China is a one party-state which does not tolerate protests that challenge the leadership.
The media and the internet are also heavily censored, with many foreign news outlets being banned in the country. People who talk critically about the country to foreign media often face retribution - from warnings to even detention.
With technology, China has also established an extensive surveillance network that monitors mobile device data and tracks movements.

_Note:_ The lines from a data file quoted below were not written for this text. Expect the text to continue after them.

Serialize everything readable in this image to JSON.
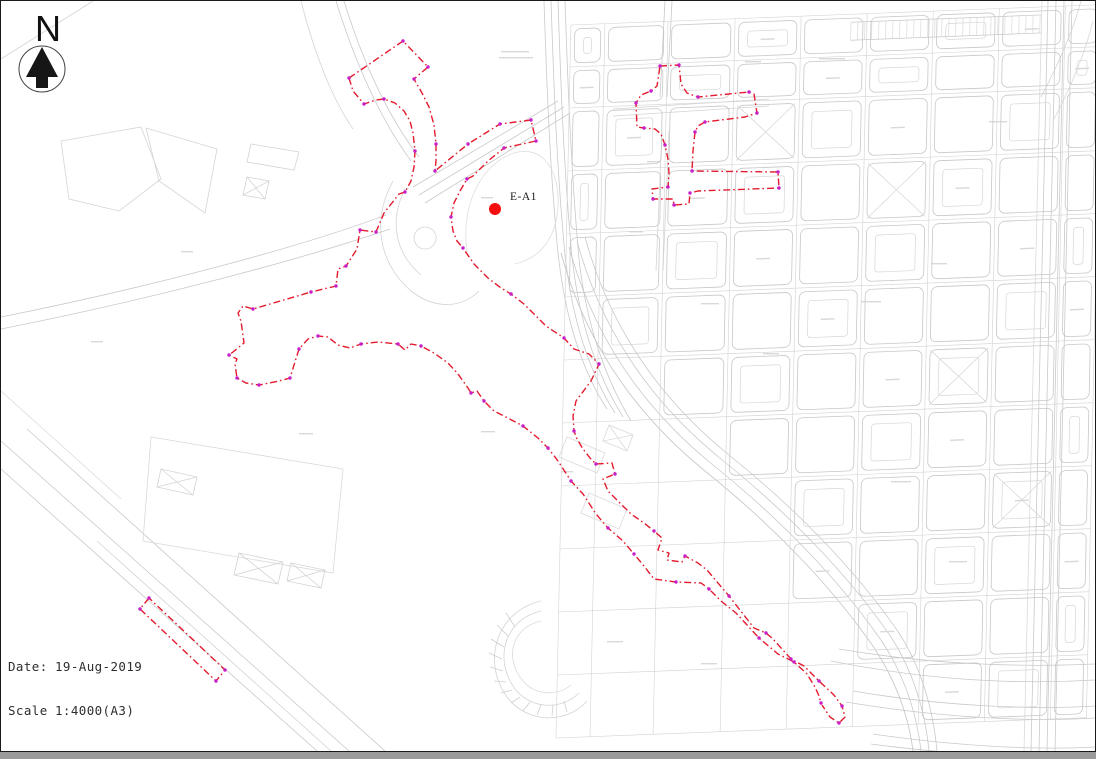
{
  "north_arrow": {
    "label": "N"
  },
  "marker": {
    "label": "E-A1"
  },
  "footer": {
    "date_label": "Date:",
    "date_value": "19-Aug-2019",
    "scale_label": "Scale",
    "scale_value": "1:4000(A3)"
  },
  "map": {
    "width": 1094,
    "height": 750,
    "palette": {
      "road": "#c9c9c9",
      "road_light": "#dadada",
      "boundary": "#e31b2d",
      "node": "#c81ec8",
      "marker": "#f60d0d",
      "smudge": "#d9d9d9",
      "grid_line": "#d2d2d2",
      "block": "#c7c7c7"
    },
    "marker": {
      "x": 494,
      "y": 208,
      "r": 6,
      "label_x": 509,
      "label_y": 199
    },
    "boundary": {
      "dash": "7 3 1.6 3",
      "width": 1.4,
      "paths": [
        "M348,77 L402,40 L427,66 L413,78 L421,92 L428,106 L433,124 L435,143 L435,160 L434,170 L467,143 L499,123 L530,119 L535,140 L503,147 L487,160 L472,175 L466,178 L459,190 L453,202 L450,216 L452,230 L456,240 L462,247 L473,263 L487,277 L500,287 L510,293 L523,303 L545,325 L563,337 L573,348 L588,353 L593,358 L598,363 L590,380 L575,400 L572,415 L573,430 L576,438 L582,448 L589,457 L595,463 L611,462 L614,473 L602,478 L607,490 L617,500 L630,513 L643,522 L653,530 L661,537 L657,549 L668,552 L666,559 L681,561 L684,555 L697,562 L706,569 L728,595 L753,627 L765,632 L772,638 L790,658 L803,665 L818,680 L833,694 L841,705 L844,716 L838,722 L829,716 L821,704",
        "M348,77 L352,90 L363,103 L375,99 L383,98 L394,102 L403,110 L409,120 L412,132 L414,150 L413,166 L410,180 L404,191 L398,193 L383,212 L375,231 L359,229 L356,248 L345,265 L337,268 L335,285 L310,291 L252,308 L242,305 L237,312 L240,320 L243,342 L232,351 L228,354 L236,358 L234,363 L236,377 L245,382 L258,384 L278,380 L289,377 L298,348 L307,338 L317,335 L327,336 L337,344 L349,347 L360,343 L377,341 L397,343 L404,349 L410,343 L420,345 L433,352 L447,362 L457,373 L467,387 L470,392 L476,390 L483,400 L493,410 L503,415 L522,425 L537,437 L547,447 L557,460 L570,480 L582,493 L595,513 L607,527 L622,540 L633,553 L643,565 L653,578 L675,581 L700,582 L708,588 L720,600 L735,612 L747,625 L758,637 L777,653 L793,661 L806,673 L814,686 L818,695 L820,702",
        "M659,65 L678,64 L680,83 L686,92 L697,96 L748,91 L753,93 L756,112 L744,116 L704,121 L697,125 L694,131 L692,150 L691,170 L777,171 L778,187 L697,190 L689,192 L688,203 L673,204 L672,198 L652,198 L651,188 L667,186 L668,172 L667,158 L664,144 L660,133 L654,128 L643,127 L636,126 L635,102 L640,94 L650,90 L656,85 Z",
        "M148,597 L139,608 L215,680 L224,669 Z"
      ],
      "nodes": [
        [
          402,
          40
        ],
        [
          427,
          66
        ],
        [
          413,
          78
        ],
        [
          435,
          143
        ],
        [
          434,
          170
        ],
        [
          467,
          143
        ],
        [
          499,
          123
        ],
        [
          530,
          119
        ],
        [
          535,
          140
        ],
        [
          503,
          147
        ],
        [
          466,
          178
        ],
        [
          450,
          216
        ],
        [
          462,
          247
        ],
        [
          510,
          293
        ],
        [
          563,
          337
        ],
        [
          598,
          363
        ],
        [
          573,
          430
        ],
        [
          595,
          463
        ],
        [
          614,
          473
        ],
        [
          653,
          530
        ],
        [
          684,
          555
        ],
        [
          728,
          595
        ],
        [
          765,
          632
        ],
        [
          790,
          658
        ],
        [
          818,
          680
        ],
        [
          841,
          705
        ],
        [
          838,
          722
        ],
        [
          348,
          77
        ],
        [
          363,
          103
        ],
        [
          383,
          98
        ],
        [
          414,
          150
        ],
        [
          404,
          191
        ],
        [
          375,
          231
        ],
        [
          359,
          229
        ],
        [
          345,
          265
        ],
        [
          335,
          285
        ],
        [
          310,
          291
        ],
        [
          252,
          308
        ],
        [
          228,
          354
        ],
        [
          236,
          377
        ],
        [
          258,
          384
        ],
        [
          289,
          377
        ],
        [
          298,
          348
        ],
        [
          317,
          335
        ],
        [
          360,
          343
        ],
        [
          397,
          343
        ],
        [
          420,
          345
        ],
        [
          470,
          392
        ],
        [
          483,
          400
        ],
        [
          522,
          425
        ],
        [
          547,
          447
        ],
        [
          570,
          480
        ],
        [
          607,
          527
        ],
        [
          633,
          553
        ],
        [
          675,
          581
        ],
        [
          708,
          588
        ],
        [
          758,
          637
        ],
        [
          793,
          661
        ],
        [
          820,
          702
        ],
        [
          659,
          65
        ],
        [
          678,
          64
        ],
        [
          697,
          96
        ],
        [
          748,
          91
        ],
        [
          756,
          112
        ],
        [
          704,
          121
        ],
        [
          694,
          131
        ],
        [
          691,
          170
        ],
        [
          777,
          171
        ],
        [
          778,
          187
        ],
        [
          689,
          192
        ],
        [
          673,
          204
        ],
        [
          652,
          198
        ],
        [
          667,
          186
        ],
        [
          664,
          144
        ],
        [
          643,
          127
        ],
        [
          635,
          102
        ],
        [
          650,
          90
        ],
        [
          148,
          597
        ],
        [
          139,
          608
        ],
        [
          215,
          680
        ],
        [
          224,
          669
        ]
      ]
    },
    "roads": [
      {
        "d": "M543,0 C546,90 549,170 557,252 C564,316 580,368 606,408"
      },
      {
        "d": "M550,0 C553,90 556,170 564,254 C571,318 588,371 614,412"
      },
      {
        "d": "M557,0 C560,90 563,170 571,256 C578,320 596,374 622,416"
      },
      {
        "d": "M564,0 C567,88 570,168 578,258 C585,322 604,377 630,420"
      },
      {
        "d": "M560,252 C586,348 640,418 704,470 C770,523 830,584 874,648 C897,684 908,718 912,750",
        "w": 0.9
      },
      {
        "d": "M568,246 C594,342 648,412 712,464 C778,517 838,578 882,642 C905,678 916,714 920,750"
      },
      {
        "d": "M576,240 C602,336 656,406 720,458 C786,511 846,572 890,636 C913,672 924,710 928,750"
      },
      {
        "d": "M584,236 C610,332 664,402 728,454 C794,507 854,568 898,632 C921,668 932,708 936,750"
      },
      {
        "d": "M412,186 L557,100"
      },
      {
        "d": "M418,194 L563,106"
      },
      {
        "d": "M424,202 L569,112"
      },
      {
        "d": "M335,0 C353,58 378,116 410,160"
      },
      {
        "d": "M343,0 C361,58 386,114 418,156"
      },
      {
        "d": "M392,180 C370,220 378,262 410,290 C436,310 462,306 478,290",
        "c": "#d4d4d4"
      },
      {
        "d": "M404,188 C388,220 394,252 420,274",
        "c": "#d4d4d4"
      },
      {
        "d": "M424,226 a11,11 0 1 0 0.2,0",
        "c": "#d4d4d4"
      },
      {
        "d": "M385,214 C300,246 150,286 0,316"
      },
      {
        "d": "M389,228 C302,258 152,298 0,328"
      },
      {
        "d": "M0,440 L348,750"
      },
      {
        "d": "M0,468 L316,750"
      },
      {
        "d": "M26,428 L384,750"
      },
      {
        "d": "M96,540 L330,750",
        "c": "#d4d4d4"
      },
      {
        "d": "M0,390 L120,498",
        "c": "#dadada"
      },
      {
        "d": "M60,140 L140,126 L160,178 L118,210 L68,198 Z",
        "c": "#d4d4d4"
      },
      {
        "d": "M145,127 L216,148 L204,212 L158,180 Z",
        "c": "#d4d4d4"
      },
      {
        "d": "M250,143 L298,151 L293,169 L246,161 Z",
        "c": "#d4d4d4"
      },
      {
        "d": "M0,58 L92,0",
        "c": "#d4d4d4"
      },
      {
        "d": "M300,0 C312,48 330,96 352,128",
        "c": "#d4d4d4"
      },
      {
        "d": "M150,436 L342,468 L332,572 L142,540 Z",
        "c": "#dadada"
      },
      {
        "d": "M238,552 L282,561 L277,583 L233,574 Z M238,552 L277,583 M282,561 L233,574",
        "c": "#d4d4d4"
      },
      {
        "d": "M290,562 L324,569 L320,587 L286,580 Z M290,562 L320,587 M324,569 L286,580",
        "c": "#d4d4d4"
      },
      {
        "d": "M160,468 L196,476 L192,494 L156,486 Z M160,468 L192,494 M196,476 L156,486",
        "c": "#d4d4d4"
      },
      {
        "d": "M246,176 L268,180 L264,198 L242,194 Z M246,176 L264,198 M268,180 L242,194",
        "c": "#d4d4d4"
      },
      {
        "d": "M466,252 C460,206 478,166 510,153 C543,141 559,172 557,206 C555,236 540,257 514,263",
        "c": "#dedede"
      },
      {
        "d": "M540,600 C496,610 480,660 506,696 C526,723 566,723 586,700",
        "c": "#d4d4d4"
      },
      {
        "d": "M540,610 C504,618 492,658 514,688 C531,709 561,709 578,692",
        "c": "#d4d4d4"
      },
      {
        "d": "M540,620 C512,626 502,656 522,680 C535,695 557,695 570,684",
        "c": "#dadada"
      },
      {
        "d": "M505,612 L514,626 M496,624 L507,635 M490,638 L503,646 M488,652 L501,658 M489,666 L502,670 M493,680 L505,681 M500,692 L511,689 M510,702 L519,696 M522,710 L529,701 M536,714 L540,704 M551,715 L552,704 M566,711 L563,700",
        "c": "#cfcfcf"
      },
      {
        "d": "M566,436 L604,452 L596,472 L558,456 Z",
        "c": "#dadada"
      },
      {
        "d": "M588,492 L626,508 L618,528 L580,512 Z",
        "c": "#dadada"
      },
      {
        "d": "M608,424 L632,434 L626,450 L602,440 Z M608,424 L626,450 M632,434 L602,440",
        "c": "#dadada"
      },
      {
        "d": "M838,648 C920,662 1010,667 1094,663"
      },
      {
        "d": "M830,660 C920,678 1010,684 1094,679"
      },
      {
        "d": "M852,690 C940,705 1030,709 1094,705"
      },
      {
        "d": "M845,701 C940,717 1030,721 1094,717"
      },
      {
        "d": "M872,733 C960,746 1040,749 1094,746"
      },
      {
        "d": "M870,743 C960,755 1040,757 1094,755"
      },
      {
        "d": "M1047,0 L1030,750"
      },
      {
        "d": "M1055,0 L1038,750"
      },
      {
        "d": "M1063,0 L1046,750"
      },
      {
        "d": "M1071,0 L1054,750"
      },
      {
        "d": "M1041,0 L1023,750",
        "c": "#dadada"
      },
      {
        "d": "M1040,96 C1058,62 1072,30 1080,0",
        "c": "#d4d4d4"
      },
      {
        "d": "M1052,120 C1070,86 1084,52 1092,20",
        "c": "#dadada"
      },
      {
        "d": "M664,0 L659,96"
      },
      {
        "d": "M671,0 L666,96"
      },
      {
        "d": "M661,130 L655,270",
        "c": "#d4d4d4"
      },
      {
        "d": "M668,130 L662,270",
        "c": "#d4d4d4"
      },
      {
        "d": "M612,108 L768,98",
        "c": "#d4d4d4"
      },
      {
        "d": "M612,115 L768,105",
        "c": "#d4d4d4"
      }
    ],
    "smudges": [
      [
        500,
        50,
        28
      ],
      [
        498,
        56,
        34
      ],
      [
        818,
        57,
        26
      ],
      [
        744,
        60,
        16
      ],
      [
        628,
        230,
        14
      ],
      [
        700,
        302,
        18
      ],
      [
        762,
        352,
        16
      ],
      [
        298,
        432,
        14
      ],
      [
        180,
        250,
        12
      ],
      [
        90,
        340,
        12
      ],
      [
        480,
        430,
        14
      ],
      [
        560,
        470,
        12
      ],
      [
        606,
        640,
        16
      ],
      [
        700,
        662,
        16
      ],
      [
        860,
        300,
        20
      ],
      [
        930,
        262,
        16
      ],
      [
        988,
        120,
        18
      ],
      [
        890,
        480,
        20
      ],
      [
        948,
        560,
        18
      ],
      [
        646,
        160,
        14
      ],
      [
        480,
        196,
        12
      ]
    ],
    "grid": {
      "ox": 570,
      "oy": 20,
      "skew_x": -1.2,
      "skew_y": -2.2,
      "cols": [
        0,
        34,
        97,
        164,
        230,
        296,
        362,
        428,
        494,
        530
      ],
      "rows": [
        4,
        46,
        87,
        150,
        213,
        276,
        339,
        402,
        465,
        528,
        591,
        654,
        717
      ],
      "skip": [
        "0,5",
        "0,6",
        "1,6",
        "0,7",
        "1,7",
        "2,7",
        "0,8",
        "1,8",
        "2,8",
        "3,8",
        "0,9",
        "1,9",
        "2,9",
        "3,9",
        "0,10",
        "1,10",
        "2,10",
        "3,10",
        "4,10",
        "0,11",
        "1,11",
        "2,11",
        "3,11",
        "4,11",
        "5,11"
      ],
      "xmarks": [
        [
          5,
          3
        ],
        [
          3,
          2
        ],
        [
          6,
          6
        ],
        [
          7,
          8
        ]
      ],
      "comb": {
        "x1": 280,
        "x2": 470,
        "y1": 12,
        "y2": 30,
        "step": 7
      }
    }
  }
}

Ms Yang says: "There are people at my door and I am followed everywhere. There is no Spring Festival atmosphere because I am worried I will affect my friends if I go to gatherings. I haven't gone out much."
In Wuhan, on the first day of the Chinese New Year, people visit the homes of those whose relatives have died in the past year, and burn incense for the dead.
"Chrysanthemums were being sold everywhere, especially on Chinese New Year's Eve," she says, adding that it brought back harrowing memories because she had brought two baskets of the flowers for Yuxi.
For Ms Yang, the end of the pandemic does not mean a return to normal life. Not least because there is now a camera at her door, monitoring her every day.
"I am not afraid of them," she says. "I have already lost the most precious thing in life. What else can they take away from me?"
Except for Yang Min, names have been changed to protect identities.